Chris F.A. Johnson
Unix shell programming notes

14 February 2002

Reading configuration files

Start-up files that control the behaviour of a program, or tell it where to look for its data, allow users to customize a program, and are easily implemented in shell scripts.

Whether you call them configuration files, initialization files, rc files, or something else, start-up files can be used to do anything from setting display colors to changing the behaviour of a program. They can tell the program where to find data it needs, where to put its temporary files, whether or not to ask the user for confirmation before taking an irreversible step, or a myriad of other things.

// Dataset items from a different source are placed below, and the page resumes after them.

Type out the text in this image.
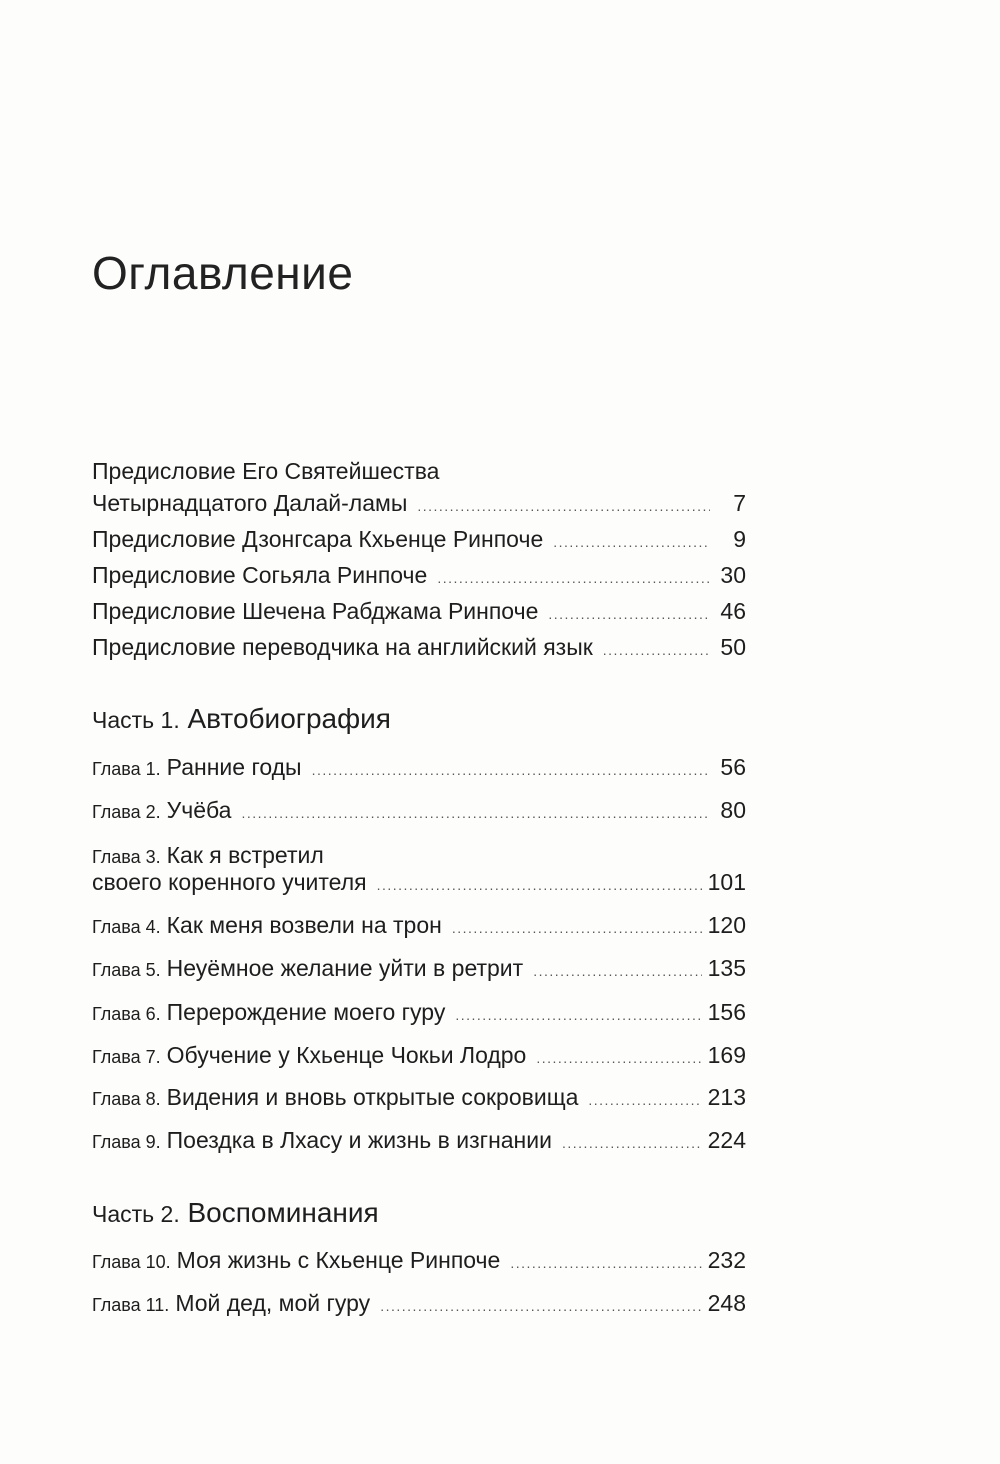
Оглавление
Предисловие Его Святейшества
Четырнадцатого Далай-ламы . . .	7
Предисловие Дзонгсара Кхьенце Ринпоче . . .	9
Предисловие Согьяла Ринпоче . . .	30
Предисловие Шечена Рабджама Ринпоче . . .	46
Предисловие переводчика на английский язык . . .	50
Часть 1. Автобиография
Глава 1. Ранние годы . . .	56
Глава 2. Учёба . . .	80
Глава 3. Как я встретил
своего коренного учителя . . .	101
Глава 4. Как меня возвели на трон . . .	120
Глава 5. Неуёмное желание уйти в ретрит . . .	135
Глава 6. Перерождение моего гуру . . .	156
Глава 7. Обучение у Кхьенце Чокьи Лодро . . .	169
Глава 8. Видения и вновь открытые сокровища . . .	213
Глава 9. Поездка в Лхасу и жизнь в изгнании . . .	224
Часть 2. Воспоминания
Глава 10. Моя жизнь с Кхьенце Ринпоче . . .	232
Глава 11. Мой дед, мой гуру . . .	248
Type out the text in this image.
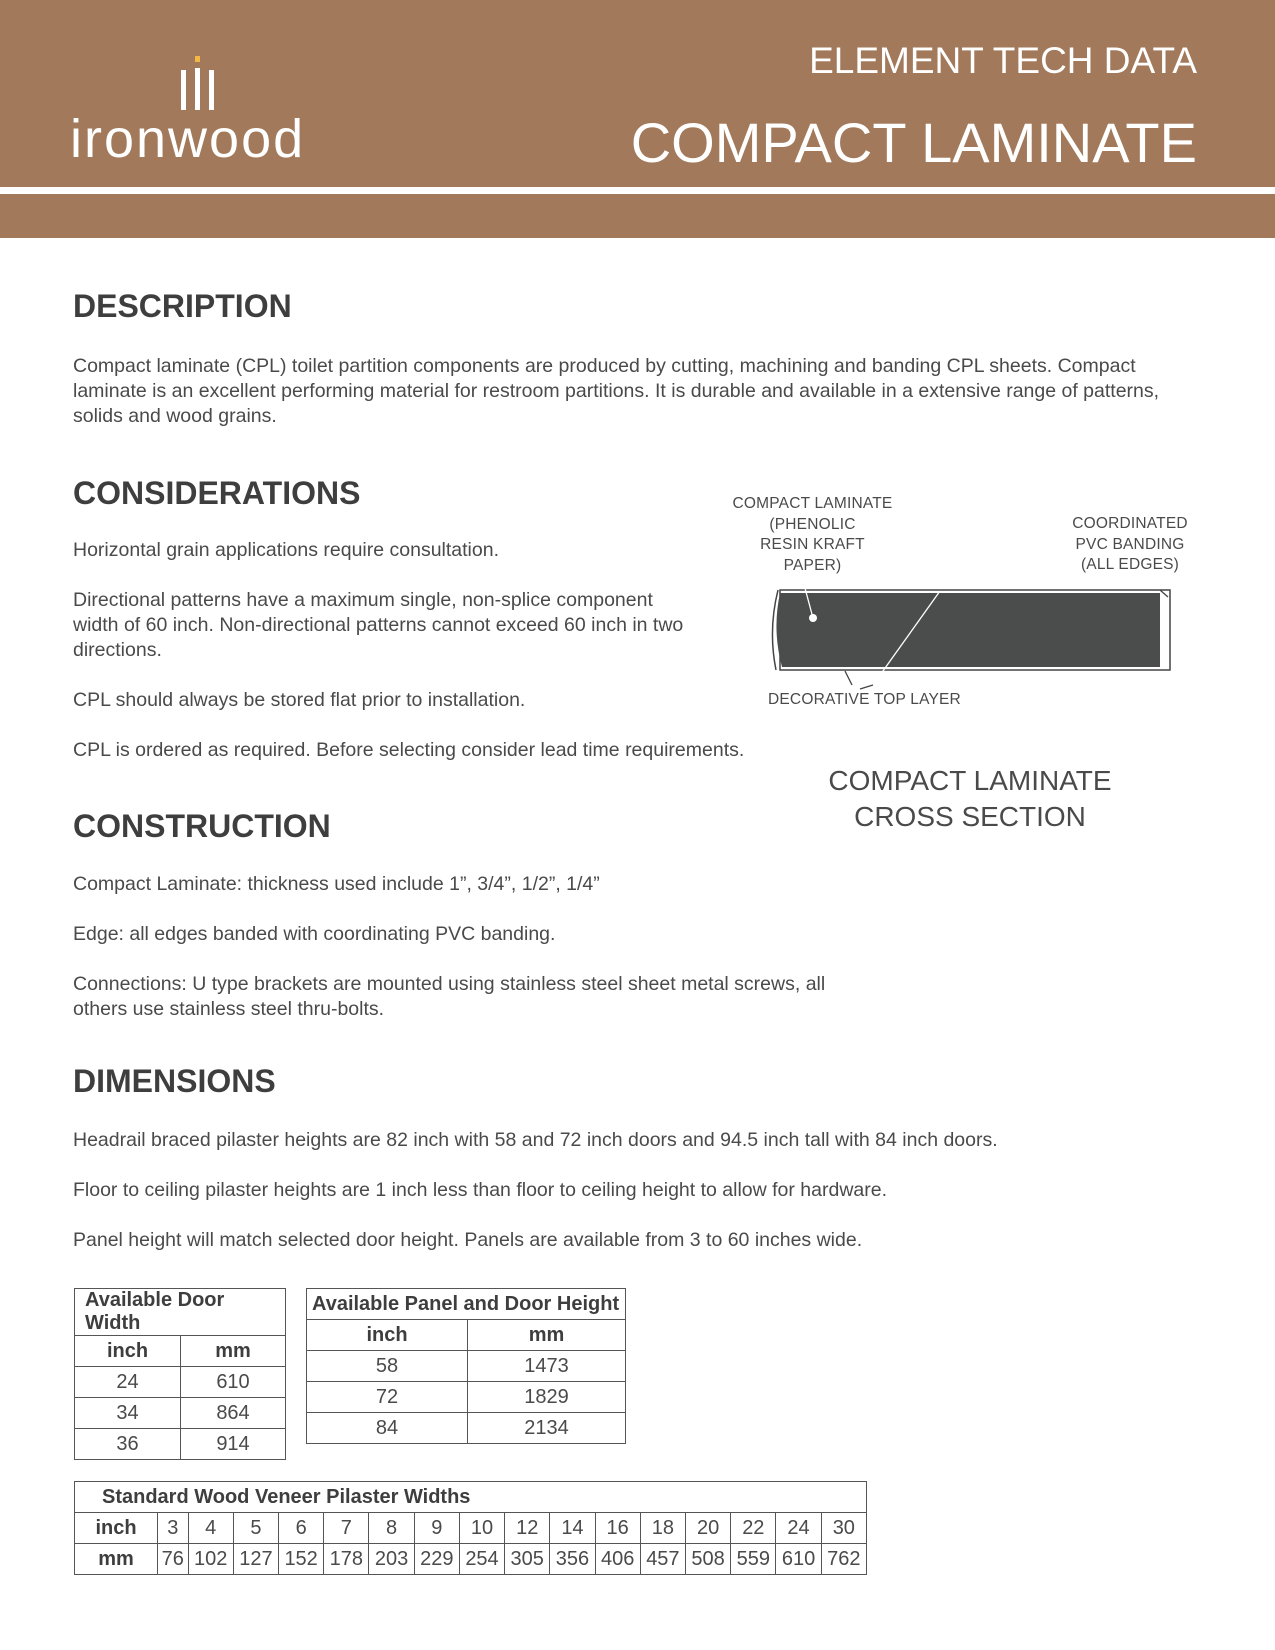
ironwood
ELEMENT TECH DATA
COMPACT LAMINATE
DESCRIPTION

Compact laminate (CPL) toilet partition components are produced by cutting, machining and banding CPL sheets. Compact laminate is an excellent performing material for restroom partitions. It is durable and available in a extensive range of patterns, solids and wood grains.

CONSIDERATIONS

Horizontal grain applications require consultation.

Directional patterns have a maximum single, non-splice component width of 60 inch. Non-directional patterns cannot exceed 60 inch in two directions.

CPL should always be stored flat prior to installation.

CPL is ordered as required. Before selecting consider lead time requirements.

COMPACT LAMINATE
(PHENOLIC
RESIN KRAFT
PAPER)
COORDINATED
PVC BANDING
(ALL EDGES)
DECORATIVE TOP LAYER
COMPACT LAMINATE
CROSS SECTION
CONSTRUCTION

Compact Laminate: thickness used include 1”, 3/4”, 1/2”, 1/4”

Edge: all edges banded with coordinating PVC banding.

Connections: U type brackets are mounted using stainless steel sheet metal screws, all others use stainless steel thru-bolts.

DIMENSIONS

Headrail braced pilaster heights are 82 inch with 58 and 72 inch doors and 94.5 inch tall with 84 inch doors.

Floor to ceiling pilaster heights are 1 inch less than floor to ceiling height to allow for hardware.

Panel height will match selected door height. Panels are available from 3 to 60 inches wide.

Available Door Width	
inch	mm
24	610
34	864
36	914
Available Panel and Door Height	
inch	mm
58	1473
72	1829
84	2134
Standard Wood Veneer Pilaster Widths																
inch	3	4	5	6	7	8	9	10	12	14	16	18	20	22	24	30
mm	76	102	127	152	178	203	229	254	305	356	406	457	508	559	610	762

At their simplest, they are files with name and value pairs in the format name=value, for example:

A typical configuration file could look like this:

## NAME: .myprogrc
default_dir=/path/to/data
temp_dir=/path/to/tmp
verbose=3
clean_up_tempdir=no

In most programming languages, configuration files are read in and parsed line by line. The equivalent shell code goes something like this:

while IFS== read var val
do
  case $var in
    \#*) ;;  ## ignore commented lines
    *=*)  eval "$var=\$val" ;;
  esac
done < "$configfile"

In the shell, however, the values can be read in with a single command. All that’s necessary is to source the file:

. .myprogrc

Or, with bash, the word source may be used instead of the dot:

source .myprogrc

For this to work, the file must be a valid shell script. It means that values containing whitespace or other characters special to the shell must be quoted:

name="John Q. Public"

A program may have more than one configuration file; in that case, I use a command-line option to select between them. But that’s a subject for a future article.